The ethics of streaming fatigue
There’s also a quiet moral shift happening. People are tired of supporting platforms that remove content, rewrite history, or inflate subscription prices. The cost of watching a single film can now feel like a tax on loyalty. How many of us were outraged when Amazon began asking Prime members to watch ads on films we were already paying to access? When Disney+ puts a film behind a paywall… within a paywall.
Owning a DVD is an act of independence. Once you’ve bought it, no one can charge you again. No algorithms. No ads. No moral compromises about which conglomerate gets your data this month. It’s you, your player, and your film—exactly as it was meant to be seen.
Companies in 2025 are also viewed through political eyes. Their alliances, or lack of support for certain global issues can be a hotbed of contention amongst their subscribers. Losing faith in a company is followed with a swift cancellation of their subscription service. Losing faith means you also lose their catalogue.
When remastering ruins the magic
Technology has made films sharper, brighter, and—some would argue—emptier.
Remastered editions often lose the warmth and grain of the originals. Colours are cleaned until they look artificial. Soundtracks are adjusted. Entire scenes are quietly censored or replaced, and the version that once existed becomes impossible to find.
Disney is awful at this. Cinderella, Beauty and the Beast. These beautiful, grainy classics are now reduced to whatever version Disney deems best. Gorgeous painted backgrounds with flat, reanimated stickers slapped on top. The princesses faces are unrecognisable from the ones of our youth.
And it’s not just films. So many music collections are either missing or altered on streaming platforms. Britney singles I had on early albums are nowhere to be seen. Madonna’s ‘Immaculate Collection’ is all ‘Edited’ and ‘Remastered’ versions with weirdly long intros on Apple music. I know many music collectors who will say that nothing beats the sound of Vinyl. As a millennial, nothing beats the sound of clicking your CD into your player and knowing exactly what will play, track by track, unedited.
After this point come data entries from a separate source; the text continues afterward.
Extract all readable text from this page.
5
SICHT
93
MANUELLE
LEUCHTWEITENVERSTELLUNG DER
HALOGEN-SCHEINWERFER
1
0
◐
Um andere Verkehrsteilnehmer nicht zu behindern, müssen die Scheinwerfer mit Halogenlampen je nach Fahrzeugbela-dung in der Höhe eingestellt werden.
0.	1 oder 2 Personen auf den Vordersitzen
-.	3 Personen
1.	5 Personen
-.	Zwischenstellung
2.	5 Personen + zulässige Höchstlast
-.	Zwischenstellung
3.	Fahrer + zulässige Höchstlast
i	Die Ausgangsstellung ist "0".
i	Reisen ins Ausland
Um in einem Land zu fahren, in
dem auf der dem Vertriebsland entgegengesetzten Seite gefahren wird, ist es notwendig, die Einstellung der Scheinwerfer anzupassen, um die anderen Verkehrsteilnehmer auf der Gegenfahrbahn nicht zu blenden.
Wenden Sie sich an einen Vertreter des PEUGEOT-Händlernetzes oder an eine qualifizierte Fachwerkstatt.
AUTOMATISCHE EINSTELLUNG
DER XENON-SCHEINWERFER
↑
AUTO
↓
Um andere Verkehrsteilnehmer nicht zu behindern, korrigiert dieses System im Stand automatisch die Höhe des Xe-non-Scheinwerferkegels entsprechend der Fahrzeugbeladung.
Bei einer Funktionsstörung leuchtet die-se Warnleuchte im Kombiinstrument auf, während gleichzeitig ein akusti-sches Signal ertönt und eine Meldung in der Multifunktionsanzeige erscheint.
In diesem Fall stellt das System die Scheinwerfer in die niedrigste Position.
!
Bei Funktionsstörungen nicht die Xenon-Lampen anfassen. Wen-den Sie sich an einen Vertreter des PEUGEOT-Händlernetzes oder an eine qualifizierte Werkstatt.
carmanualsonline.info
Owning a physical copy is a form of preservation. It keeps films anchored to their moment in time—before edits, before corporate sanitisation, before history was rewritten in 4K.
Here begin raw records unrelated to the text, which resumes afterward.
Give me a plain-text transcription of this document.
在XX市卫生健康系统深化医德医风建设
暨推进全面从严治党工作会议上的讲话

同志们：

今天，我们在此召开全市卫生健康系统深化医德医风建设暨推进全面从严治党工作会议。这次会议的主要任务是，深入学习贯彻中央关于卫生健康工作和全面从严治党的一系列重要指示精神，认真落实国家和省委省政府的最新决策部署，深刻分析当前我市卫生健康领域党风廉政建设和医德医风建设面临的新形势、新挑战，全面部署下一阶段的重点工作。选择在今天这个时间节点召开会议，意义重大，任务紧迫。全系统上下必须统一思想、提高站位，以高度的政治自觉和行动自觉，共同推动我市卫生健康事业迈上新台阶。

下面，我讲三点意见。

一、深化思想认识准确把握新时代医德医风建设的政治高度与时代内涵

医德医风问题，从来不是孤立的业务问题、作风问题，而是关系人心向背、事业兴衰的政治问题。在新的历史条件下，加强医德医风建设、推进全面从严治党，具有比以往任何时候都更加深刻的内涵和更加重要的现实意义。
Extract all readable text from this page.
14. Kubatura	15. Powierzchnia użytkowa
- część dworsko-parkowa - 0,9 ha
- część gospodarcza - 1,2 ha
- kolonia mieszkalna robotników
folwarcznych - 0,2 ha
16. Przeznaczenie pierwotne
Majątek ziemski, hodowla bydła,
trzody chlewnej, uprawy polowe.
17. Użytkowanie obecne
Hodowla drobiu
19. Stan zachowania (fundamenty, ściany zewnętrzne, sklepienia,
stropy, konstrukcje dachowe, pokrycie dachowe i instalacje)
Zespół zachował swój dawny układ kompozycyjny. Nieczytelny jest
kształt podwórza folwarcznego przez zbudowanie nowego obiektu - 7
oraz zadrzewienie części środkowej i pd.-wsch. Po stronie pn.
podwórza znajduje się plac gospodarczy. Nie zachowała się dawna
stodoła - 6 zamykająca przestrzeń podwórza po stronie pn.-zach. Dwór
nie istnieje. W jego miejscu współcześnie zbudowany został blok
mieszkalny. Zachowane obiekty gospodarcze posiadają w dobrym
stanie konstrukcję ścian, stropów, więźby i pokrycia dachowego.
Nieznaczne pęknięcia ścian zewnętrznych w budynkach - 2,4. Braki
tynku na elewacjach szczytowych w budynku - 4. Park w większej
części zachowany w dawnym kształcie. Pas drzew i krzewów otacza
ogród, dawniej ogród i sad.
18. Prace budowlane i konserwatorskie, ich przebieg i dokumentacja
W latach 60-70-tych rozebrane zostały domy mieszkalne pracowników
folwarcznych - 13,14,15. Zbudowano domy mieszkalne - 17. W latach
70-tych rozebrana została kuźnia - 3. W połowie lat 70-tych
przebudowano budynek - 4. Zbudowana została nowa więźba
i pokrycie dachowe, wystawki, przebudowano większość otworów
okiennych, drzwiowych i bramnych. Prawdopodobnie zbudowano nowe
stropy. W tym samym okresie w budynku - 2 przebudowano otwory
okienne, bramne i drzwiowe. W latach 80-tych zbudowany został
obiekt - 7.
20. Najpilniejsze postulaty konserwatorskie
A generation rediscovering tangibility
It’s not just nostalgia—it’s longing.
After years of swiping, scrolling, and streaming, people are craving something they can hold. DVDs, CDs, vinyl, and even VHS are finding new audiences among those who never grew up with them. There’s joy in tangible media: the artwork, the texture, the ritual of choosing a film and pressing play. Sliding out the album art and unfolding it to find lyrics, extra artwork or a hidden message from your favourite music artist.
Physical collections don’t depend on servers or subscriptions. They remind us that entertainment used to live in our homes, not in the cloud. We could share it, take it with us off-grid without having to download it, be excited to buy and own it.
Reclaiming what was ours
Maybe this return to discs isn’t regression at all—it’s a quiet act of reclamation. Maybe we have reached the peak of media in society and are now climbing back down the other side.
We traded permanence for convenience, and now we’re learning the value of both. DVDs don’t just store films; they hold memories, ownership, and the assurance that no corporation can erase what you love.
Perhaps the future of watching isn’t about streaming everything.
Perhaps it’s about holding something again—and pressing play on our own terms.